Member of the Legislative Assembly
- In office 1957–1967
- Succeeded by: Taimalie Meapelo
- Constituency: A'ana Alofi No. 2
- In office 1967–1973
- Preceded by: Papali'i Poumau
- Succeeded by: Asi Eikeni
- Constituency: Fa'asaleleaga No. 2

Personal details
- Born: 16 January 1900
- Died: March 1974 (aged 74)

= Leilua Iuliano =

Samoan politician

Leilua Pilia'e Iuliano (16 January 1900 – March 1974) was a Western Samoan politician. He was a member of the Legislative Assembly from 1957 until 1973.

==Biography==
Iuliano was born in 1900 and educated at Catholic schools in Apia. He worked for several companies, and was conferred with the Pilia'e chiefly title in his 20s. He became a member of the Fono of Faipule and was involved with local government.

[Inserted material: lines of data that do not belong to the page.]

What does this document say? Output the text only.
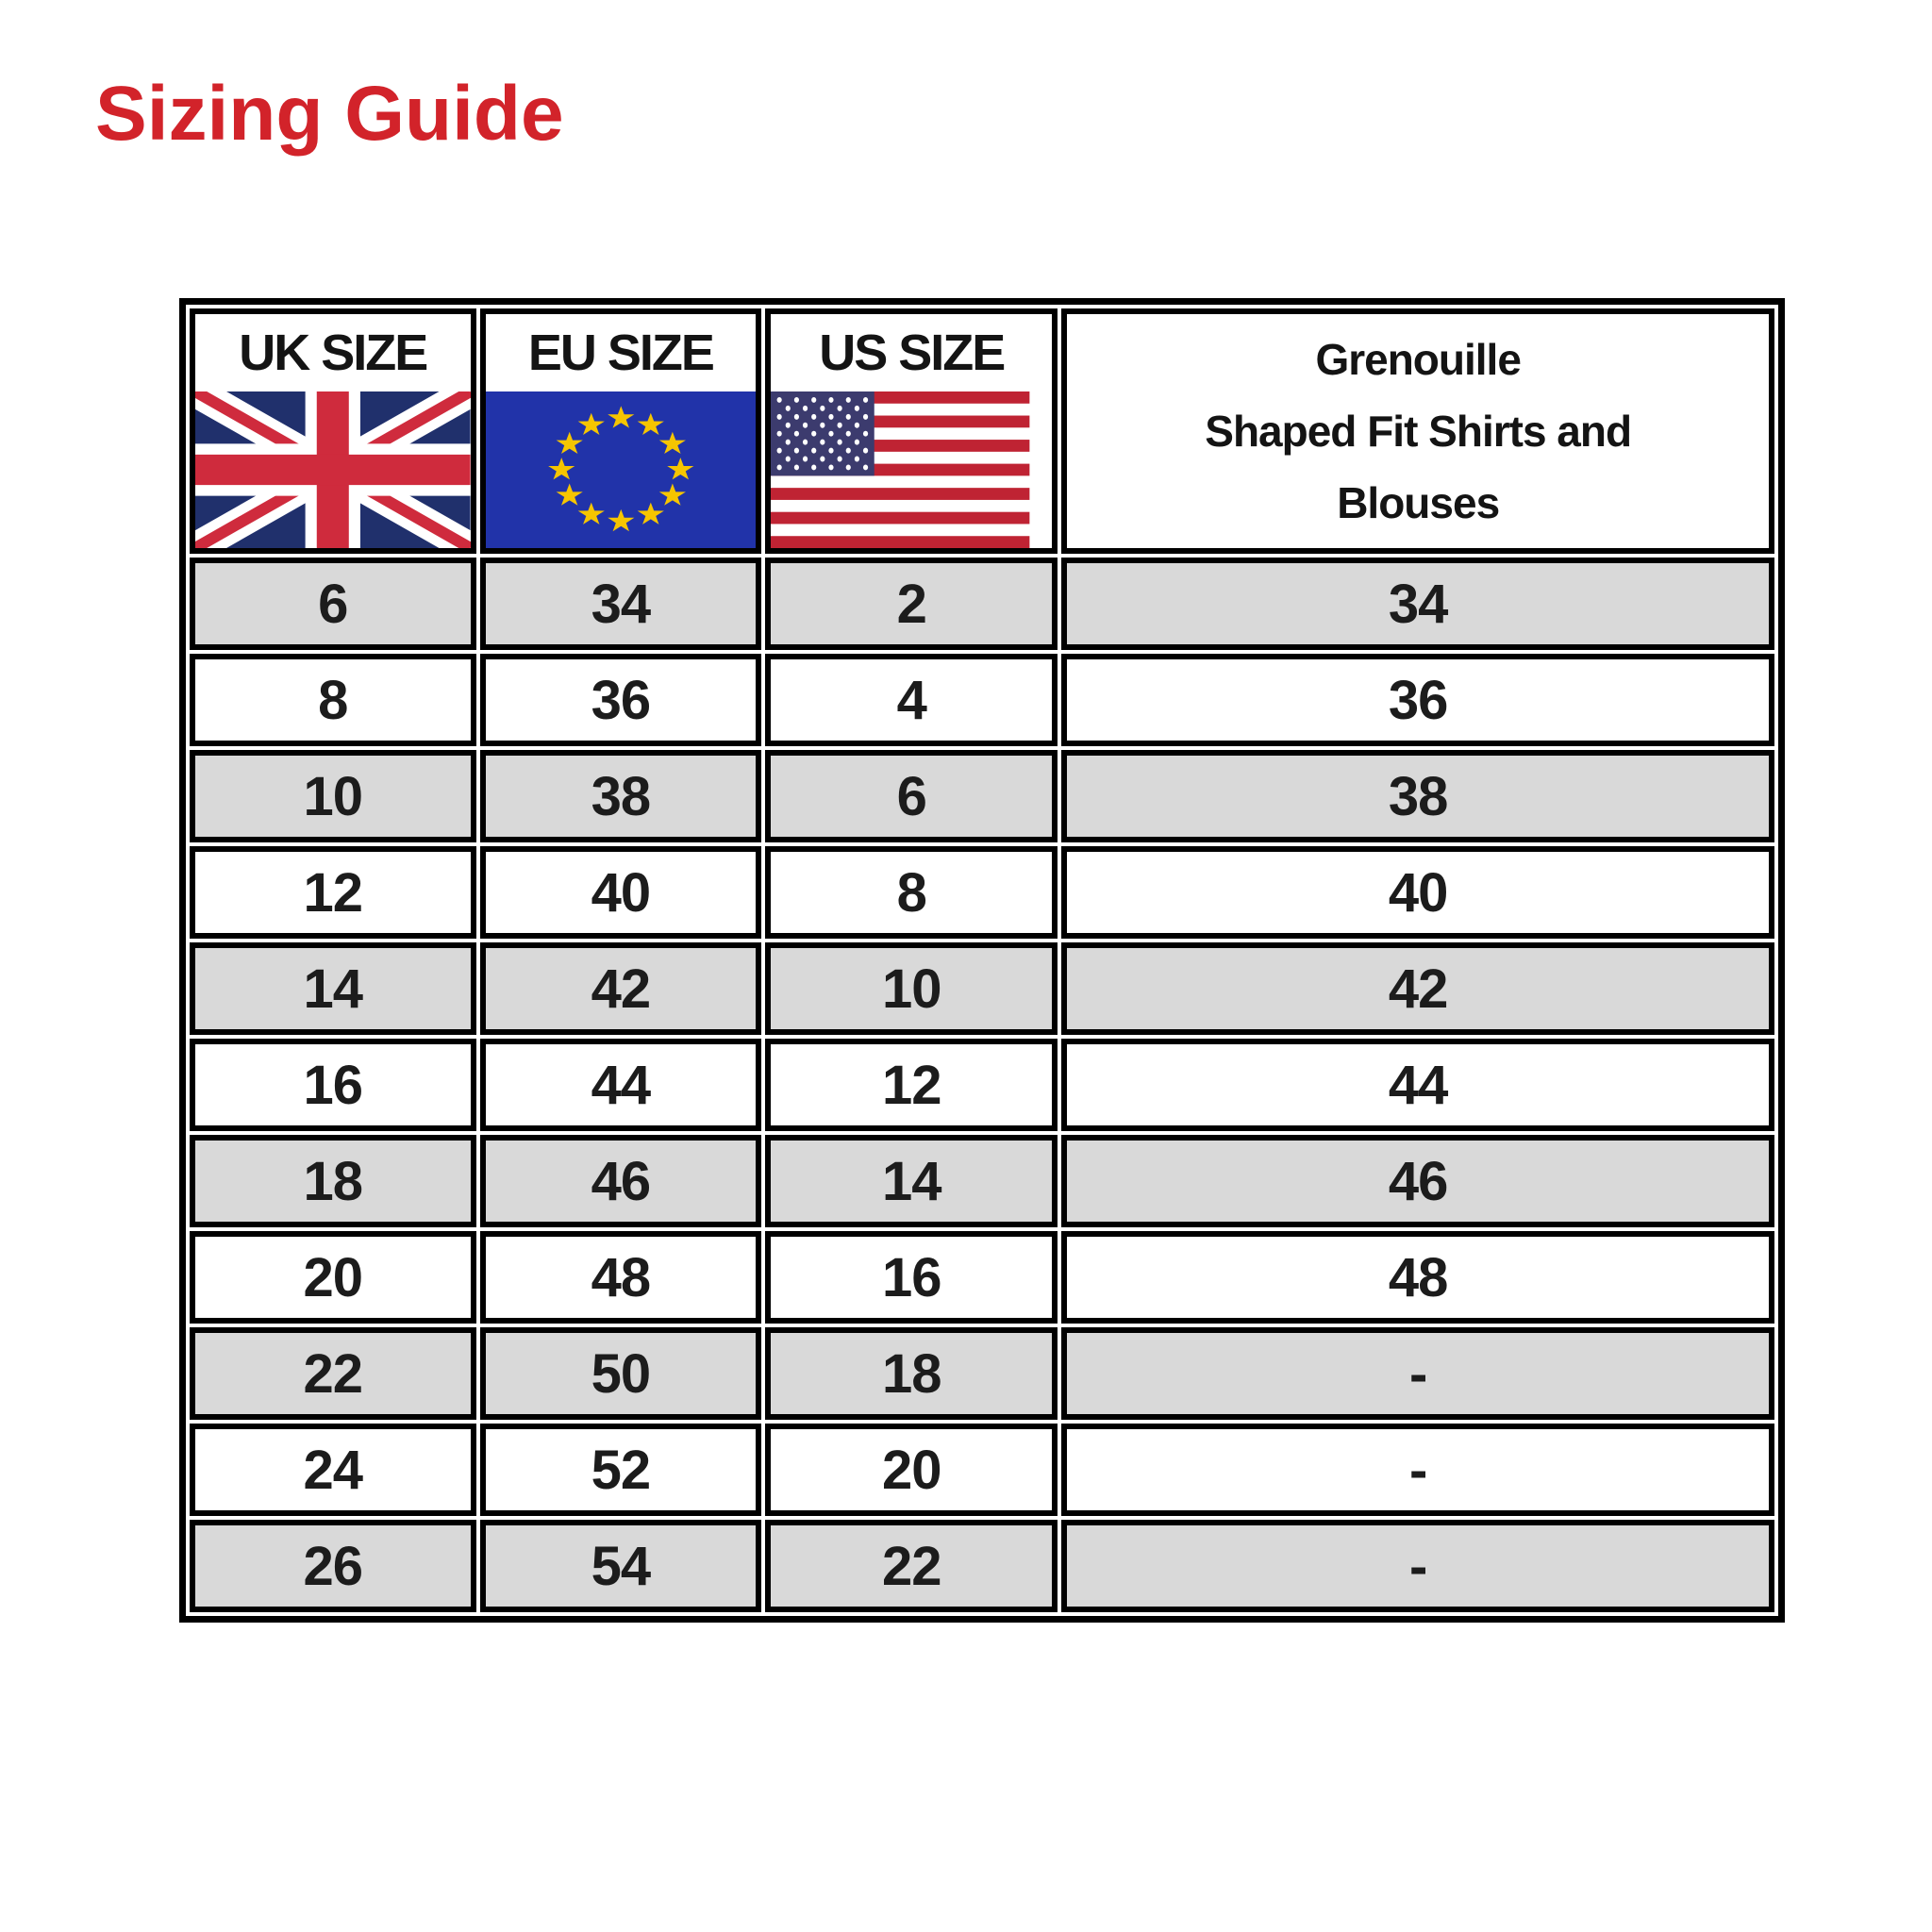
Sizing Guide
UK SIZE	EU SIZE	US SIZE	Grenouille
Shaped Fit Shirts and
Blouses

6	34	2	34
8	36	4	36
10	38	6	38
12	40	8	40
14	42	10	42
16	44	12	44
18	46	14	46
20	48	16	48
22	50	18	-
24	52	20	-
26	54	22	-
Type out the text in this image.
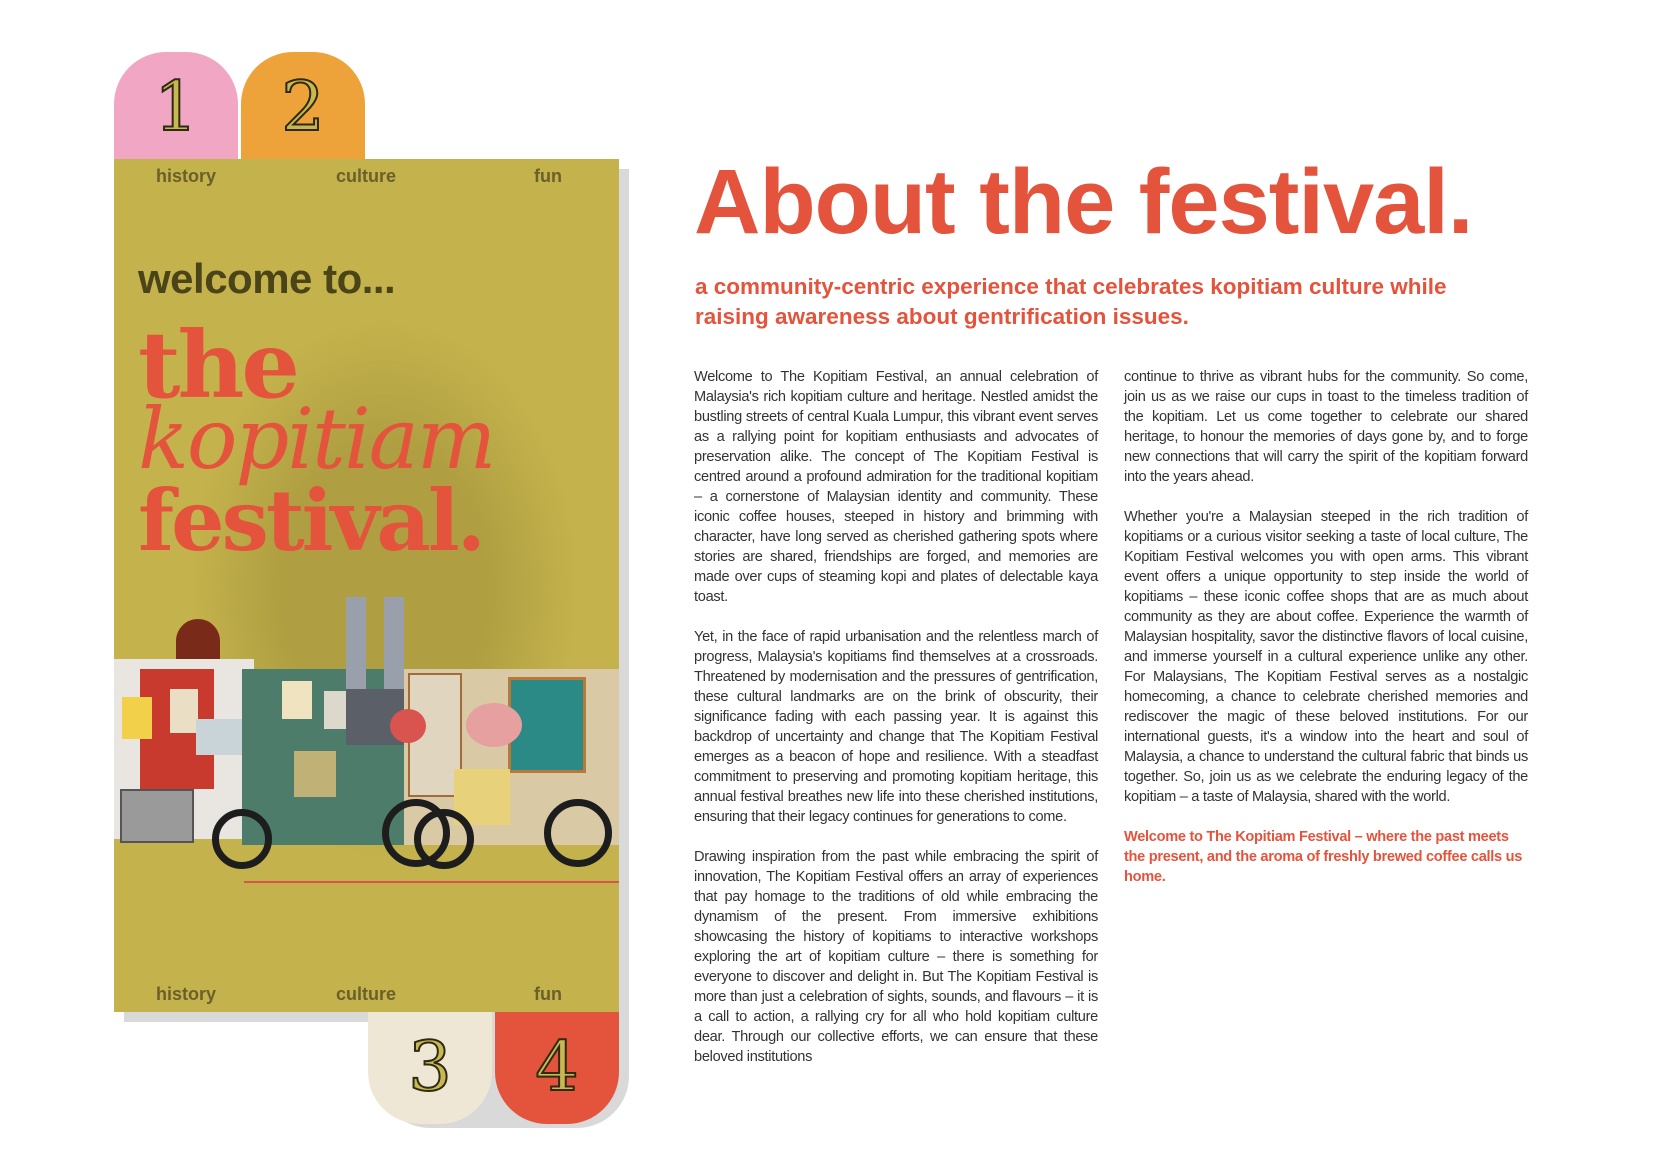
1 2
history	culture	fun
welcome to...
the
kopitiam
festival.
history	culture	fun
3 4
About the festival.
a community-centric experience that celebrates kopitiam culture while raising awareness about gentrification issues.

Welcome to The Kopitiam Festival, an annual celebration of Malaysia's rich kopitiam culture and heritage. Nestled amidst the bustling streets of central Kuala Lumpur, this vibrant event serves as a rallying point for kopitiam enthusiasts and advocates of preservation alike. The concept of The Kopitiam Festival is centred around a profound admiration for the traditional kopitiam – a cornerstone of Malaysian identity and community. These iconic coffee houses, steeped in history and brimming with character, have long served as cherished gathering spots where stories are shared, friendships are forged, and memories are made over cups of steaming kopi and plates of delectable kaya toast.

Yet, in the face of rapid urbanisation and the relentless march of progress, Malaysia's kopitiams find themselves at a crossroads. Threatened by modernisation and the pressures of gentrification, these cultural landmarks are on the brink of obscurity, their significance fading with each passing year. It is against this backdrop of uncertainty and change that The Kopitiam Festival emerges as a beacon of hope and resilience. With a steadfast commitment to preserving and promoting kopitiam heritage, this annual festival breathes new life into these cherished institutions, ensuring that their legacy continues for generations to come.

Drawing inspiration from the past while embracing the spirit of innovation, The Kopitiam Festival offers an array of experiences that pay homage to the traditions of old while embracing the dynamism of the present. From immersive exhibitions showcasing the history of kopitiams to interactive workshops exploring the art of kopitiam culture – there is something for everyone to discover and delight in. But The Kopitiam Festival is more than just a celebration of sights, sounds, and flavours – it is a call to action, a rallying cry for all who hold kopitiam culture dear. Through our collective efforts, we can ensure that these beloved institutions

continue to thrive as vibrant hubs for the community. So come, join us as we raise our cups in toast to the timeless tradition of the kopitiam. Let us come together to celebrate our shared heritage, to honour the memories of days gone by, and to forge new connections that will carry the spirit of the kopitiam forward into the years ahead.

Whether you're a Malaysian steeped in the rich tradition of kopitiams or a curious visitor seeking a taste of local culture, The Kopitiam Festival welcomes you with open arms. This vibrant event offers a unique opportunity to step inside the world of kopitiams – these iconic coffee shops that are as much about community as they are about coffee. Experience the warmth of Malaysian hospitality, savor the distinctive flavors of local cuisine, and immerse yourself in a cultural experience unlike any other. For Malaysians, The Kopitiam Festival serves as a nostalgic homecoming, a chance to celebrate cherished memories and rediscover the magic of these beloved institutions. For our international guests, it's a window into the heart and soul of Malaysia, a chance to understand the cultural fabric that binds us together. So, join us as we celebrate the enduring legacy of the kopitiam – a taste of Malaysia, shared with the world.

Welcome to The Kopitiam Festival – where the past meets the present, and the aroma of freshly brewed coffee calls us home.
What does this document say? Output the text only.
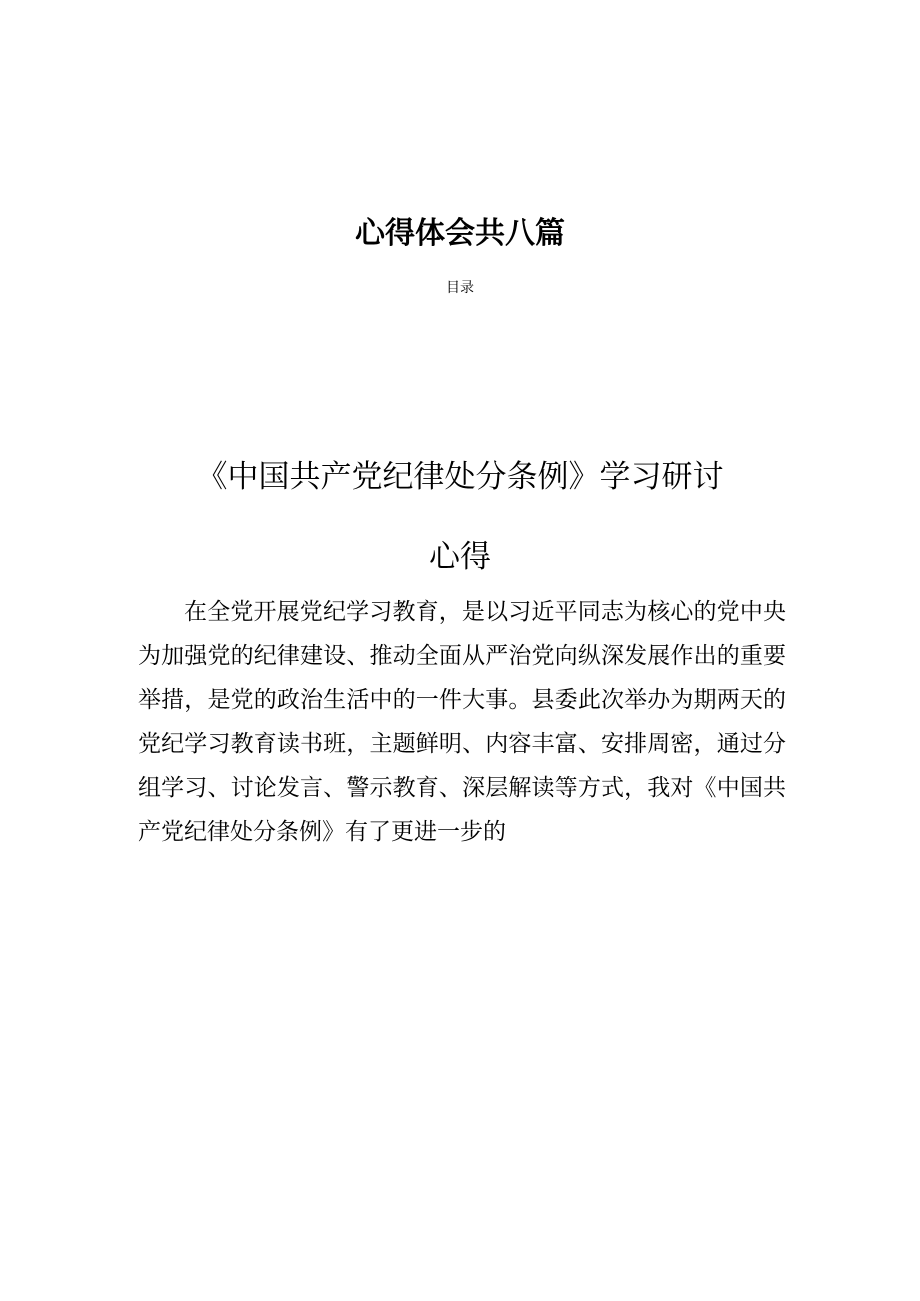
心得体会共八篇
目录
《中国共产党纪律处分条例》学习研讨
心得

在全党开展党纪学习教育，是以习近平同志为核心的党中央为加强党的纪律建设、推动全面从严治党向纵深发展作出的重要举措，是党的政治生活中的一件大事。县委此次举办为期两天的党纪学习教育读书班，主题鲜明、内容丰富、安排周密，通过分组学习、讨论发言、警示教育、深层解读等方式，我对《中国共产党纪律处分条例》有了更进一步的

Iuliano was elected to the Legislative Assembly from the A'ana Alofi No. 2 constituency in the 1957 elections, going onto become an MLA renowned for his oratory skills. He was a member of the 1960 Constitutional Assembly and a signatory of the constitution. He was re-elected in A'ana Alofi No. 2 in 1961 and 1964, before successfully running in Fa'asaleleaga No. 2 in the 1967 elections. He was re-elected again in 1970, before retiring prior to the 1973 elections.

He died in March 1974 at the age of 70, survived by his wife and eleven children.